American-bred Thoroughbred racehorse

Presious Passion (foaled March 5, 2003) is a multiple Grade I winning Thoroughbred racehorse.

==Background==
Bred in the United States, he is a gelded son of multiple Grade I winner Royal Anthem and the unraced mare, Princesa's Passion, who comes from an extended family of stakes winning horses.

==Racing career==
Presious Passion's career has included wins in the United Nations Stakes (twice) and the Clement L. Hirsch Turf Championship Stakes and a second-place finish in the 2009 Breeders' Cup Turf. Presious Passion was one of three Eclipse Award finalists for older turf horse in 2009, losing to Gio Ponti (horse).

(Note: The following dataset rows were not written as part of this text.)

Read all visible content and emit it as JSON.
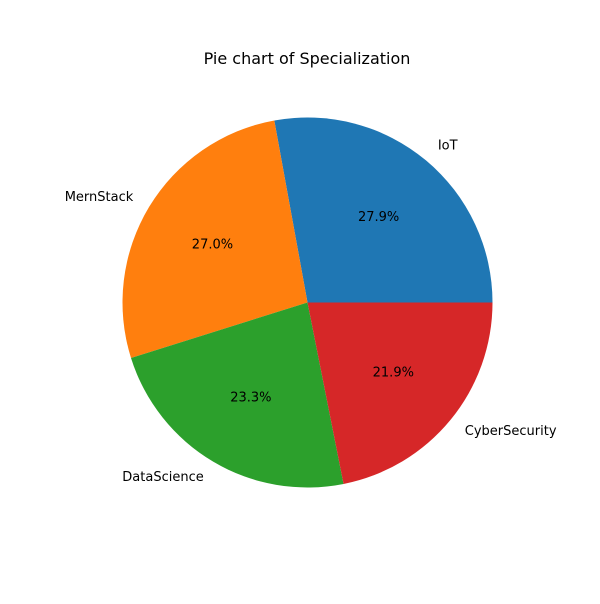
{
  "chart_data": {
    "type": "pie",
    "title": "Pie chart of Specialization",
    "categories": [
      "IoT",
      "MernStack",
      "DataScience",
      "CyberSecurity"
    ],
    "values": [
      27.9,
      27.0,
      23.3,
      21.9
    ],
    "percent_labels": [
      "27.9%",
      "27.0%",
      "23.3%",
      "21.9%"
    ],
    "colors": [
      "#1f77b4",
      "#ff7f0e",
      "#2ca02c",
      "#d62728"
    ],
    "start_angle_deg": 0,
    "direction": "counterclockwise",
    "legend": "none"
  }
}
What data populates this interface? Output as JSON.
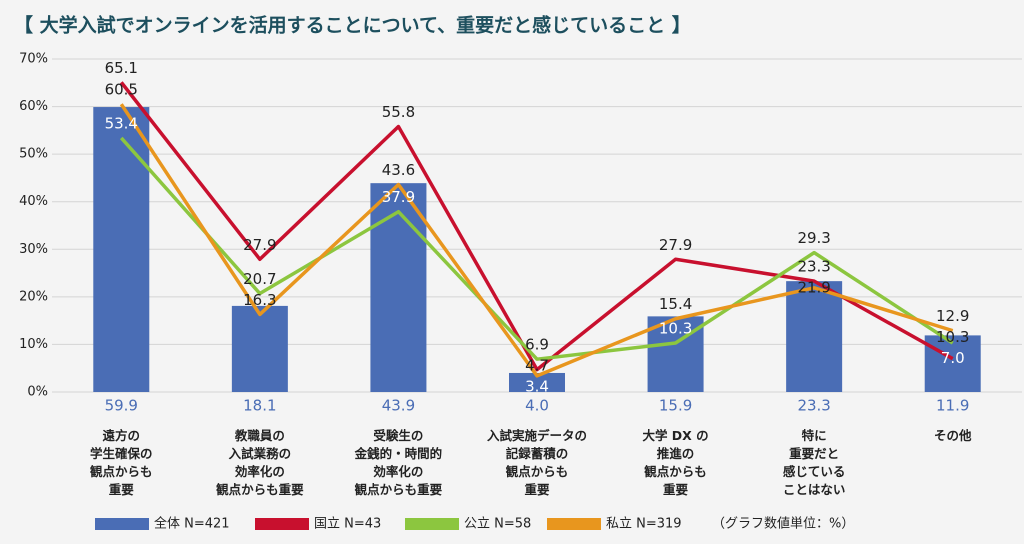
{
  "chart_data": {
    "type": "bar-line",
    "title": "【 大学入試でオンラインを活用することについて、重要だと感じていること 】",
    "note": "（グラフ数値単位：%）",
    "categories": [
      "遠方の\n学生確保の\n観点からも\n重要",
      "教職員の\n入試業務の\n効率化の\n観点からも重要",
      "受験生の\n金銭的・時間的\n効率化の\n観点からも重要",
      "入試実施データの\n記録蓄積の\n観点からも\n重要",
      "大学 DX の\n推進の\n観点からも\n重要",
      "特に\n重要だと\n感じている\nことはない",
      "その他"
    ],
    "ylim": [
      0,
      70
    ],
    "yticks": [
      {
        "value": 0,
        "label": "0%"
      },
      {
        "value": 10,
        "label": "10%"
      },
      {
        "value": 20,
        "label": "20%"
      },
      {
        "value": 30,
        "label": "30%"
      },
      {
        "value": 40,
        "label": "40%"
      },
      {
        "value": 50,
        "label": "50%"
      },
      {
        "value": 60,
        "label": "60%"
      },
      {
        "value": 70,
        "label": "70%"
      }
    ],
    "grid": true,
    "series": [
      {
        "name": "全体 N=421",
        "kind": "bar",
        "color": "#4a6db5",
        "values": [
          59.9,
          18.1,
          43.9,
          4.0,
          15.9,
          23.3,
          11.9
        ],
        "value_labels": [
          "59.9",
          "18.1",
          "43.9",
          "4.0",
          "15.9",
          "23.3",
          "11.9"
        ]
      },
      {
        "name": "国立 N=43",
        "kind": "line",
        "color": "#c8102e",
        "values": [
          65.1,
          27.9,
          55.8,
          4.7,
          27.9,
          23.3,
          7.0
        ],
        "value_labels": [
          "65.1",
          "27.9",
          "55.8",
          "4.7",
          "27.9",
          "23.3",
          "7.0"
        ]
      },
      {
        "name": "公立 N=58",
        "kind": "line",
        "color": "#8cc63f",
        "values": [
          53.4,
          20.7,
          37.9,
          6.9,
          10.3,
          29.3,
          10.3
        ],
        "value_labels": [
          "53.4",
          "20.7",
          "37.9",
          "6.9",
          "10.3",
          "29.3",
          "10.3"
        ]
      },
      {
        "name": "私立 N=319",
        "kind": "line",
        "color": "#e8961e",
        "values": [
          60.5,
          16.3,
          43.6,
          3.4,
          15.4,
          21.9,
          12.9
        ],
        "value_labels": [
          "60.5",
          "16.3",
          "43.6",
          "3.4",
          "15.4",
          "21.9",
          "12.9"
        ]
      }
    ]
  }
}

The 2009 Breeders' Cup Turf earned him international respect. He opened up ten lengths and set fractions of 45 flat for the half mile and 1:09 1/5 for three quarters of a mile, unusually fast for a mile and a half race. Defending champion Conduit won the race by half a length. American turf writer Steve Haskin has described this as one of the best losing performances in Breeders' Cup history.

Presious Passion is considered exceptional for this style of running. Longer turf races are often won in a final dash in which closing speed is more important than early speed. Presious Passion, however, has become well known for his speed from the gate. According to trainer Mary Hartmann and regular rider Elvis Trujillo, he refuses to rate and they let him run his own race. He often distances himself from the field by up to 20 lengths, as he did in the 2009 United Nations, and then fights in the stretch, either tiring from his early efforts or prevailing. Because of his unpredictable style, he has developed a strong fan base. Hartmann has said, "He is not a cheap suitcase. He doesn't fold."

Presious Passion competed in the $5 million Dubai Sheema Classic (UAE-I) on March 27 in Dubai, finishing last. Since then, he has failed to return to his 2009 form, losing 3 straight races. Some attributed his 2010 form to the so-called "Dubai Bounce", the name given to the tendency for American thoroughbreds to regress in form due to the stress of traveling to and from the spring Dubai World Cup championship races at Meydan Racecourse. Others have suggested that he was no longer able to carry his speed as well as in previous years.